Does the description disclose side effects, auth requirements, rate limits, or destructive behavior?

Beyond annotations (readOnlyHint=true), the description discloses empty collection for delegates/share recipients, return format details, and scope limitation to primary calendar, adding significant behavioral context.

Agents need to know what a tool does to the world before calling it. Descriptions should go beyond structured annotations to explain consequences.

Conciseness5/5

Is the description appropriately sized, front-loaded, and free of redundancy?

Concise yet comprehensive, with a clear tip and structured enumeration of return fields and roles, every sentence adds value.

Shorter descriptions cost fewer tokens and are easier for agents to parse. Every sentence should earn its place.

Completeness5/5

Given the tool's complexity, does the description cover enough for an agent to succeed on first attempt?

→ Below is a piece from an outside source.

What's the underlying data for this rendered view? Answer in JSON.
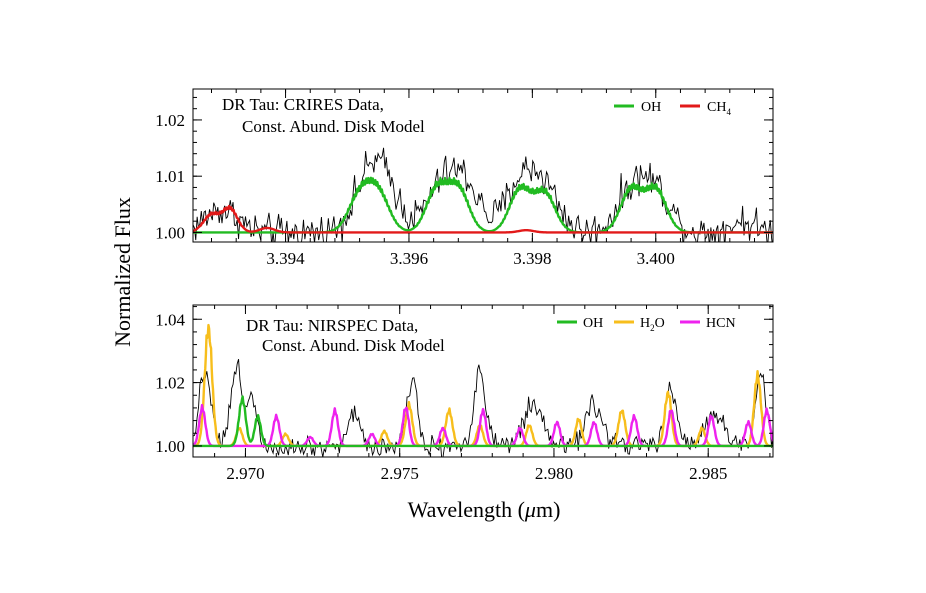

Given no output schema, the description fully compensates by listing return fields, roles, edge cases, and alternative usage, making it complete for a read-only list tool.

Complex tools with many parameters or behaviors need more documentation. Simple tools need less. This dimension scales expectations accordingly.

Parameters3/5

Does the description clarify parameter syntax, constraints, interactions, or defaults beyond what the schema provides?

Schema coverage is 100% with detailed parameter descriptions; the description does not add new parameter-level insights but adequately implies standard list functionality.

Input schemas describe structure but not intent. Descriptions should explain non-obvious parameter relationships and valid value ranges.

Purpose5/5

Does the description clearly state what the tool does and how it differs from similar tools?

The description clearly states the tool lists permissions for the user's primary calendar, specifies the returned fields and roles, and distinguishes from siblings like create-my-calendar-permission and delete-my-calendar-permission.

Agents choose between tools based on descriptions. A clear purpose with a specific verb and resource helps agents select the right tool.

Usage Guidelines5/5

Does the description explain when to use this tool, when not to, or what alternatives exist?

Provides explicit guidance: when to use (view share recipients/delegates on primary calendar), behavior for delegates (returns empty), and alternative for non-primary calendars (not currently exposed).

Agents often have multiple tools that could apply. Explicit usage guidance like "use X instead of Y when Z" prevents misuse.